I Ds non rinnovano l’assicurazione a Consorte

Correntone e liberal d’accordo: i patti con i «furbetti» sono un problema politico

I Ds non rinnovano l’assicurazione a Consorte

Laura Cesaretti

da Roma

La linea ufficiale della Quercia è affidata alle parole di Vannino Chiti, che inizia l’«operazione distinzione» tra il partito e Consorte e tra Consorte e la sua scalata a Bnl: buona la seconda, della quale i Ds hanno sempre difeso a spada tratta la legittimità, ma niente più mani sul fuoco per il primo.
«Una cosa è l'opa, che indipendentemente da chi la presenta deve avere una risposta in tempi certi, e siamo già a 6 mesi e non c'è ancora alcuna risposta, ed un'altra cosa sono i suoi singoli dirigenti», afferma il coordinatore della Quercia. Che torna così a strattonare (lo hanno già fatto Fassino, Bersani, D’Alema) le authority che devono ancora decidere le sorti dell’Opa: Bankitalia, naturalmente, ma anche - forse soprattutto - la Consob di Lamberto Cardia, considerato vicino ad ambienti prodiani. La presa di distanza da Consorte e dai suoi destini giudiziari è trasparente: «Se le leggi non sono rispettate non si transige: chi vuole essere intransigente ci trova accanto a lui», dice Chiti. Che precisa: «Tutto quel che succede non riguarda i Ds», ma sottolinea: «Le cooperative sono una forza economica importante per il Paese e hanno il diritto di perseguire una strategia di espansione nelle regole del mercato».
Alla correzione di rotta del Botteghino non sono estranee le pressioni che dall’interno dello stesso partito sono arrivate in queste ore. Il capo del Correntone, Fabio Mussi, ieri ha attaccato duramente: intanto, «non ci sono complotti in corso e la magistratura fa il suo dovere», premette accantonando i sospetti sulle manovre dei «poteri forti» avanzati da più di un dirigente ds. E poi certo «nessuno è colpevole fino a prova contraria, a cominciare da Consorte», ma «se è vero che dirigenti di Unipol si sono mossi in alleanza con i “furbetti del quartierino”, allora questo merita un giudizio politico. E merita un giudizio politico-morale il fatto che, come sembra, manager dell’Unipol accoppiassero allegramente impegni societari e affari personali». Mussi rimprovera al suo partito «il vasto traccheggiare di quest’estate» sulle necessarie dimissioni di Antonio Fazio («Io le chiedo da agosto», ha ricordato ieri Prodi). E chiede conto a Fassino e D’Alema di essersi esposti in difesa dei «raiders» e delle loro cordate: «Domande – riecheggiate nella calura estiva – del tipo: “Cos’ha che non va Chicco Gnutti?” (D’Alema, ndr), hanno trovato la loro risposta. Affermazioni del tipo: “Fare auto non è più o meno morale che vendere case” (Fassino, ndr), sfuggono al quesito sull’origine di strabilianti subitanei arricchimenti come quello di Ricucci». È giunto il momento, conclude Mussi, di «uno scatto di reni, se la politica vuole riconquistare la sua autonomia e la sua autorità, se la sinistra vuole essere fedele alla sua missione».

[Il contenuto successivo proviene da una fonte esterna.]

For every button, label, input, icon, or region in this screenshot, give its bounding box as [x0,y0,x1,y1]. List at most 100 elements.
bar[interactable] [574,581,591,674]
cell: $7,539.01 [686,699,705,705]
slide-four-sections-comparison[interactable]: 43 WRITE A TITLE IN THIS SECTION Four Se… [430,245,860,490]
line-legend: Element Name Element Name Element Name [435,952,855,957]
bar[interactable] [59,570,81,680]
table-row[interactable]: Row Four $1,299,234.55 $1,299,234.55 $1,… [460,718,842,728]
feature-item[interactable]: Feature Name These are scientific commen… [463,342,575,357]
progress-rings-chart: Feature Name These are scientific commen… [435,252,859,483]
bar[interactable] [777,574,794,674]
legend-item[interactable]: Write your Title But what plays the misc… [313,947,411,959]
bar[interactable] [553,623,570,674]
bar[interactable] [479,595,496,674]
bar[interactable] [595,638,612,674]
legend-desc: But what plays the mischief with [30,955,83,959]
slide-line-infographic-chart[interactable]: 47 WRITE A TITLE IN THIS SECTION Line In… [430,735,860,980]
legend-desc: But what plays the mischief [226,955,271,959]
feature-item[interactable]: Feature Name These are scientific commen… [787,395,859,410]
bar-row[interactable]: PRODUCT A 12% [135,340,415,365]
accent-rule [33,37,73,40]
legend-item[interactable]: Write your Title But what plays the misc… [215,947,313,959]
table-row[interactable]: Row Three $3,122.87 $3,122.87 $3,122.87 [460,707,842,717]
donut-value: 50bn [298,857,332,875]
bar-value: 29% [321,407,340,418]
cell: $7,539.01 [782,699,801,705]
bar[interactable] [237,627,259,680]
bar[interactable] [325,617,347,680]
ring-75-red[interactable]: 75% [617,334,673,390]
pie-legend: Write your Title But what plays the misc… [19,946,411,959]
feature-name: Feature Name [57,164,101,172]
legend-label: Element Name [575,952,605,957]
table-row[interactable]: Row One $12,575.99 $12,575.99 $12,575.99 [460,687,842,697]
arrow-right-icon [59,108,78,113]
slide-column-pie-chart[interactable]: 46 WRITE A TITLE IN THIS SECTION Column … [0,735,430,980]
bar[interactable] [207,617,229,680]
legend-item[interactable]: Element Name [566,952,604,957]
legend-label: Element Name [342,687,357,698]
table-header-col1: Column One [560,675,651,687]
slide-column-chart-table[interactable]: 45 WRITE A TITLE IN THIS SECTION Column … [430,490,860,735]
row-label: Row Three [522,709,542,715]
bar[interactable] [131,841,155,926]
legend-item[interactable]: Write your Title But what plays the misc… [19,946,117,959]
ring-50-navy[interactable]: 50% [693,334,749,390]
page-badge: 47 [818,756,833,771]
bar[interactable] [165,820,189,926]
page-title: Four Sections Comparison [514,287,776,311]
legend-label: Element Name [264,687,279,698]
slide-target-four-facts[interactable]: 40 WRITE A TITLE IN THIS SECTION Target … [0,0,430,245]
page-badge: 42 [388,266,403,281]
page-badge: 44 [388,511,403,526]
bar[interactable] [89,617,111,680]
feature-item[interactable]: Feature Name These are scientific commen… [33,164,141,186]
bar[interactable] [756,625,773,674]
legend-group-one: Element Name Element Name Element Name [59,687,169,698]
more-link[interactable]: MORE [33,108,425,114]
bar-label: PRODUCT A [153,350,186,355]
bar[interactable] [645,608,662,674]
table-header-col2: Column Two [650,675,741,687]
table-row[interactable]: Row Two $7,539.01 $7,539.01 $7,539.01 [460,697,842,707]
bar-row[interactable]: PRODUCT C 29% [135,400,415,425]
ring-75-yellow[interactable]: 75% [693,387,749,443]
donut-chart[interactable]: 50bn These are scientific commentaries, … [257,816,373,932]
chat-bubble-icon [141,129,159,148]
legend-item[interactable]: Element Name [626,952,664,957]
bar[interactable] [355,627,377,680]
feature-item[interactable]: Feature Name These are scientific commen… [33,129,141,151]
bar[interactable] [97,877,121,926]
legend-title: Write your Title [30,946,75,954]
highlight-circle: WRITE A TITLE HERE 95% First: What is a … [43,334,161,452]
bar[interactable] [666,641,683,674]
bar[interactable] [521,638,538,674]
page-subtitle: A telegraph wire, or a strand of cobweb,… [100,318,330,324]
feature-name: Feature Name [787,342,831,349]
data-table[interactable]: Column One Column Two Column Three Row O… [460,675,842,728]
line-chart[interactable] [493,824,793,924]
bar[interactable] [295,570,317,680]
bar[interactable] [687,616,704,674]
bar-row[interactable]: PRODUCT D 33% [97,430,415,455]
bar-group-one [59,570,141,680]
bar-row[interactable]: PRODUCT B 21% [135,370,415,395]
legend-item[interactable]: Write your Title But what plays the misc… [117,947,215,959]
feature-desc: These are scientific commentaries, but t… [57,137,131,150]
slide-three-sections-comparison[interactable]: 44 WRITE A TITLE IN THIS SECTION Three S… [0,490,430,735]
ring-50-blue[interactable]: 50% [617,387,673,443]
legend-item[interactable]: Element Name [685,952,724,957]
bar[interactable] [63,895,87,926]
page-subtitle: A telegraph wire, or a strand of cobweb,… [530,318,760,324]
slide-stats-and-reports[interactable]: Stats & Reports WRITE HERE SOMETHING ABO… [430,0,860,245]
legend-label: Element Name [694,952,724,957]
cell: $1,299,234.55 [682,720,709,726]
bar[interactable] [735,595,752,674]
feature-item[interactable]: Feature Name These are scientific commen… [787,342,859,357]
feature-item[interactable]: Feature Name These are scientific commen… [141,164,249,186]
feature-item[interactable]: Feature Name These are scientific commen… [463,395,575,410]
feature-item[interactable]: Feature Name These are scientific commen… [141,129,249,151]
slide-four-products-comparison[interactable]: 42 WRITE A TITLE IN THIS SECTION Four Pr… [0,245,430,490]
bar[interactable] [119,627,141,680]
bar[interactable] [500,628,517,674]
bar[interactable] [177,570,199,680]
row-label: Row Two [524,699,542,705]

E anche dall’ala liberal del partito arriva un altolà: «L'emergere di conto correnti “particolari” presso la Lodi intestati a Consorte e Sacchetti costituiscono un problema», nota Enrico Morando. E «proprio perché l'Unipol e le Coop sono parte di un movimento che ha radici con la sinistra, è un problema serio che colpisce la credibilità».